I spend a lot of time in Switzerland every summer (on expenses, thank goodness), usually going to familiar towns and hiking routes, and I have nothing new to say about them – but I did manage a quick visit to somewhere new and vaguely interesting this year. Davos used to be known for TB sanatoria and as the setting of Thomas Mann’s The Magic Mountain, and as a ski resort (some people confuse it with neighbouring Klosters, thinking this is where the British royal family ski). Now it seems to be better known for the World Economic Forum, where the likes of Bill Gates, George Soros and Bono confer with the world’s political and industrial leaders. We actually stayed in the Intercontinental, where the high-fliers stay during the WEF – it looms over the town like a cruise liner over Venice, but its design is actually said to be inspired by a pine-cone. It’s very comfortable, but you probably didn’t need to be told that. We usually stay in the more historic Hotel Schatzalp, also sitting a funicular ride above the town. There are plenty of other hotels, and a youth hostel, now rebranded as Youthpalace Davos.
However for me the main interest, apart from excellent hiking, was discovering that the painter Ernst Ludwig Kirchner had lived here for the last two decades of his life. He came in 1917 after suffering a breakdown while serving in the German army, and lived here until his suicide in 1938 – he had been targeted by the Nazis in the notorious Entartete Kunst (Degenerate Art) exhibition of 1937, which attacked Jewish and modernist artists. I knew about Kirchner’s earlier career due to writing the Bradt guide to Dresden, where he had co-founded Die Brücke (The Bridge), the group which created German Expressionism. Here in Davos he developed a late style which was more abstract and emblematic, and much less angst-ridden than early Expressionism – I liked it very much. There’s a selection of these works in the small but perfectly formed Kirchner Museum, a simple glass-box design with bare concrete walls inside which has won various architectural awards.
There’s also the admirable Heimat Museum, covering traditional local life and history (and less than half the cost of the Kirchner Museum), and a Winter Sports Museum, which I haven’t visited.

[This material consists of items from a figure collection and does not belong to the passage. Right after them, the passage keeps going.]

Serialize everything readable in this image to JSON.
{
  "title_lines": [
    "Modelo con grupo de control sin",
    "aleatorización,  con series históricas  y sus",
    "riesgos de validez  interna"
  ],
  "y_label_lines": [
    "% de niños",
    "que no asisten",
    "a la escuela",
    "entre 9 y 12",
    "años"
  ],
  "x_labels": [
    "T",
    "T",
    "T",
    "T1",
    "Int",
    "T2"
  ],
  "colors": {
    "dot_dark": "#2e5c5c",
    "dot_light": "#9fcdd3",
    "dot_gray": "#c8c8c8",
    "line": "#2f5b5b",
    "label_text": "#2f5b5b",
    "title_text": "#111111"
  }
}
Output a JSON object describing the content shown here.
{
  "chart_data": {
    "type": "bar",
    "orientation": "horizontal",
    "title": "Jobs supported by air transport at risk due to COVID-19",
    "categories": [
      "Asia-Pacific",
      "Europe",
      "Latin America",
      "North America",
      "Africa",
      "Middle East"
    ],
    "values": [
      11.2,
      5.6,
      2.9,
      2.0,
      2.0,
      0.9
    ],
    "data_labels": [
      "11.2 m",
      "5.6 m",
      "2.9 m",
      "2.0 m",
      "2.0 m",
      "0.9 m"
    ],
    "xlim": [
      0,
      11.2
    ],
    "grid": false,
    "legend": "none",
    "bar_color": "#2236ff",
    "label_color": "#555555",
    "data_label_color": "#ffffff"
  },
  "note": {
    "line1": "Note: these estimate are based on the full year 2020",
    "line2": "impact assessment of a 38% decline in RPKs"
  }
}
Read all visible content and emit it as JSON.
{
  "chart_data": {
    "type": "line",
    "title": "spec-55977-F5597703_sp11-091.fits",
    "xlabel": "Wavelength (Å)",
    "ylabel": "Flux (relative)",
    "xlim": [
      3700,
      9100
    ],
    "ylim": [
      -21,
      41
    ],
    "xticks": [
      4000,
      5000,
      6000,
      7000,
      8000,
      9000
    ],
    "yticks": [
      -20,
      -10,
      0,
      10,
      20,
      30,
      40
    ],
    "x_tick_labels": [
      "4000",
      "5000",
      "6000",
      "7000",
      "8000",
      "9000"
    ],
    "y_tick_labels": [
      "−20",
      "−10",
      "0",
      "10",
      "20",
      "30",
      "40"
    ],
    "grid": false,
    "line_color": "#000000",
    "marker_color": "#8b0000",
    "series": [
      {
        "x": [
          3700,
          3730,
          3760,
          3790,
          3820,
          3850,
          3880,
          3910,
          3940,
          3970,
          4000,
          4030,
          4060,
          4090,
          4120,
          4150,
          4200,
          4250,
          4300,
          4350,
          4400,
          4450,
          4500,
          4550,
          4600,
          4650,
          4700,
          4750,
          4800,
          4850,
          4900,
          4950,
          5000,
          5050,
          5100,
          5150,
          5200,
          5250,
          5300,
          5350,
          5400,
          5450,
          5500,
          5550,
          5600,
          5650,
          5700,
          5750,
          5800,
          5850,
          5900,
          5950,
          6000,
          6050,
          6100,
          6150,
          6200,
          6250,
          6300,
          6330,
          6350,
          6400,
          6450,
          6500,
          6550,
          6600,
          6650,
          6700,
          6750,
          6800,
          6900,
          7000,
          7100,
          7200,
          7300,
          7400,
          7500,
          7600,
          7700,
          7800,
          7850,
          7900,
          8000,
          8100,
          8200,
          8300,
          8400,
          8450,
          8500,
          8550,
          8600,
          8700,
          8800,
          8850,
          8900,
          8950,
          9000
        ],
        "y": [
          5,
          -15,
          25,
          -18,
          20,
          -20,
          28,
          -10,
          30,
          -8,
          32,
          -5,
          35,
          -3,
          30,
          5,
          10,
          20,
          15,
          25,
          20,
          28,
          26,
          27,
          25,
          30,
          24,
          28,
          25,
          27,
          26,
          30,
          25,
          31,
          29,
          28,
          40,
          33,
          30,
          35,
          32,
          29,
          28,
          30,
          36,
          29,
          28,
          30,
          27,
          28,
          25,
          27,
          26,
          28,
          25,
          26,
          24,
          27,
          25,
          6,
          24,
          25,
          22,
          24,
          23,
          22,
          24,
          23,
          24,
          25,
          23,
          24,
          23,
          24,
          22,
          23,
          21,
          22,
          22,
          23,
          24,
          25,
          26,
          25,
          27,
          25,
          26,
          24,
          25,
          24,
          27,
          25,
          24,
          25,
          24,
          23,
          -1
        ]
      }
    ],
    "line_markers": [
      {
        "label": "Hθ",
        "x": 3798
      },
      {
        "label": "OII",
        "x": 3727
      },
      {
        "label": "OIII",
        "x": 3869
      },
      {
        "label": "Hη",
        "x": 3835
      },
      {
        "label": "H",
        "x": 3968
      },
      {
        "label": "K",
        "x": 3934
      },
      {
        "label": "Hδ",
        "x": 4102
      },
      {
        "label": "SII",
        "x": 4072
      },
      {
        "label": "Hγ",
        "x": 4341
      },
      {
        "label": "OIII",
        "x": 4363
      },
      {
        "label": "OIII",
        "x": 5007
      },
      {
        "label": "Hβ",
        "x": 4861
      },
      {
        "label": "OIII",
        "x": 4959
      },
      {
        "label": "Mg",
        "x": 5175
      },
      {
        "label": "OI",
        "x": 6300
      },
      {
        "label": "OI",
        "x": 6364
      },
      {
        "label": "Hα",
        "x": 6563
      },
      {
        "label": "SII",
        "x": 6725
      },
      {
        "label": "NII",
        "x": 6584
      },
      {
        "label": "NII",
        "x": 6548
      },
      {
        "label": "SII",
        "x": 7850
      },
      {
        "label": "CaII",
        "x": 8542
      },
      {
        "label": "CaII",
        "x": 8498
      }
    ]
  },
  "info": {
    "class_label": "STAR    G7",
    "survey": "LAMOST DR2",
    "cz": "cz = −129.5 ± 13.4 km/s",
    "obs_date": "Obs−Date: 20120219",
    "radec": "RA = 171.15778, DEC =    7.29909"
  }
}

Most of the town’s restaurants seem to be Italian – we ate at Da Elio and Der Pate (The Godfather, with plenty of moody shots of Marlon Brando), both busy and cheery and exactly what Italian restaurants should be. The food was excellent too (pizza, pasta and more), and the prices were fair for Switzerland. I couldn’t help noticing that there’s a large number of mini-supermarkets here (and bigger ones too) – there are multiple branches of Co-op, Spar, Migros and Migrolino (a mini-Migros, on railway stations and so on).